B. F. Skinner Quotes

A quotes list created by Lee Sonogan

B. F. Skinner, Painting by Lautir | Artmajeur

Behaviourism is one of the most influential forms of psychology in the 21st century. B.F. Skinner was a pioneer in this field on the principle of reinforcement or operant conditioning considering the rate of response. His experimental/clinical work invented the cumulative recorder. With 21 books and 180 articles, this figure in social philosophy said a lot.

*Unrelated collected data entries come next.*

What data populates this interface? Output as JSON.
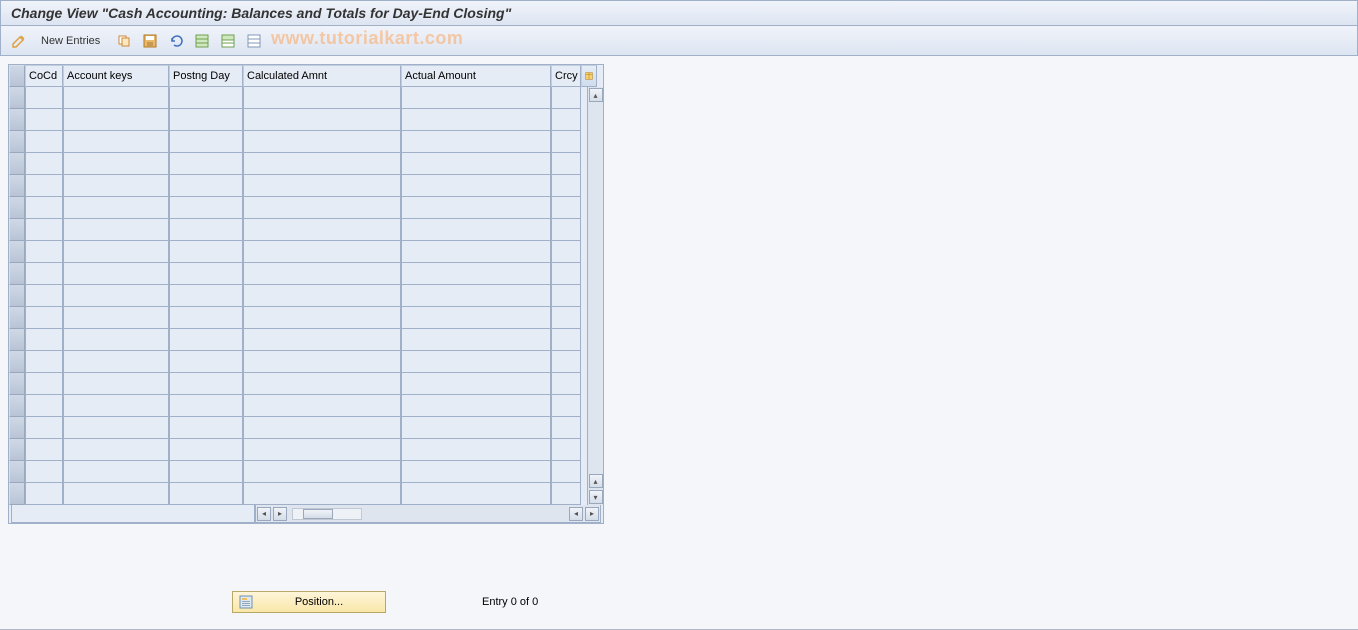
{
  "title": "Change View \"Cash Accounting: Balances and Totals for Day-End Closing\"",
  "toolbar": {
    "new_entries_label": "New Entries"
  },
  "watermark": "www.tutorialkart.com",
  "columns": {
    "cocd": "CoCd",
    "account_keys": "Account keys",
    "postng_day": "Postng Day",
    "calculated_amnt": "Calculated Amnt",
    "actual_amount": "Actual Amount",
    "crcy": "Crcy"
  },
  "rows_count": 19,
  "position_button": "Position...",
  "entry_status": "Entry 0 of 0",
  "icons": {
    "edit": "edit-icon",
    "copy": "copy-icon",
    "save": "save-icon",
    "undo": "undo-icon",
    "select_all": "select-all-icon",
    "select_block": "select-block-icon",
    "deselect": "deselect-icon",
    "config": "table-config-icon",
    "position": "position-icon"
  }
}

  • “A failure is not always a mistake, it may simply be the best one can do under the circumstances. The real mistake is to stop trying. ”
  • “A person who has been punished is not thereby simply less inclined to behave in a given way; at best, he learns how to avoid punishment.”
  • “We shouldn’t teach great books; we should teach a love of reading. Knowing the contents of a few works of literature is a trivial achievement. Being inclined to go on reading is a great achievement.”
  • “Society already possesses the psychological techniques needed to obtain universal observance of a code — a code which would guarantee the success of a community or state. The difficulty is that these techniques are in the hands of the wrong people–or, rather, there aren’t any right people.”
  • “The real question is not whether machines think but whether men do. The mystery which surrounds a thinking machine already surrounds a thinking man.”
  • “One may take the line that metaphorical devices are inevitable in the early stages of any science and that although we may look with amusement today upon the “essences,” “forces,” “phlogistons,” and “ethers,” of the science of yesterday, these nevertheless were essential to the historical process. It would be difficult to prove or disprove this. However, if we have learned anything about the nature of scientific thinking, if mathematical and logical researches have improved our capacity to represent and analyze empirical data, it is possible that we can avoid some of the mistakes of adolescence. Whether Freud could have done so is past demonstrating, but whether we need similar constructs in the future prosecution of a science of behavior is a question worth considering.”
  • “We are only just beginning to understand the power of love because we are just beginning to understand the weakness of force and aggression.”
  • “A scientist may not be sure of the answer, but he’s often sure he can find one. And that’s a condition which is clearly not enjoyed by philosophy.”
  • “Democracy is the spawn of despotism. And like father, like son. Democracy is power and rule. It’s not the will of the people, remember; it’s the will of the majority.”
  • “The hero is a device which the historian has taken over from the layman. He uses it because he has no scientific vocabulary or technique for dealing with the real facts of history– the opinions, emotions, attitudes; the wishes, plans, schemes; the habits of men. He can’t talk about them so he talks about heroes.”
  • “Any single historical event is too complex to be adequately known by anyone. It transcends all the intellectual capacities of men. Our practice is to wait until a sufficient number of details have been forgotten. Of course things seem simpler then! Our memories work that way; we retain the facts which are easiest to think about.”
  • “But restraint is the only one sort of control, and absence of restraint isn’t freedom. It’s not control that’s lacking when one feels ‘free’, but the objectionable control of force.”
  • “If there is any purpose or direction in the evolution of a culture, it has to do with bringing people under the control of more and more of the consequences of their behaviour.”
  • “Autonomous man is a device used to explain what we cannot explain in any other way. He has been constructed from our ignorance, and as our understanding increases, the very stuff of which he is composed vanishes. Science does not dehumanize man, it de-homunculizes him, and it must do so if it is to prevent the abolition of the human species. To man qua man we readily say good riddance. Only by dispossessing him can we turn to the real causes of human behaviour. Only then can we turn from the inferred to the observed, from the miraculous to the natural, from the inaccessible to the manipulable.”
  • “Theories—whether neural, mental, or conceptual—talk about intervening steps in these relationships. But instead of prompting us to search for and explore relevant variables, they frequently have quite the opposite effect. When we attribute behavior to a neural or mental event, real or conceptual, we are likely to forget that we still have the task of accounting for the neural or mental event. …Research designed with respect to theory is also likely to be wasteful. That a theory generates research does not prove its value unless the research is valuable. Much useless experimentation results from theories, and much energy and skill is absorbed by them. Most theories are eventually overthrown, and the greater part of the associated research is discarded.”

Not quote alive today Jordan Peterson, nonetheless, his somewhat criticism is relevant calling out many other subcategories relating to what he did. The 20th century is a greater age to study because of people like him being the practioner needed to get this far.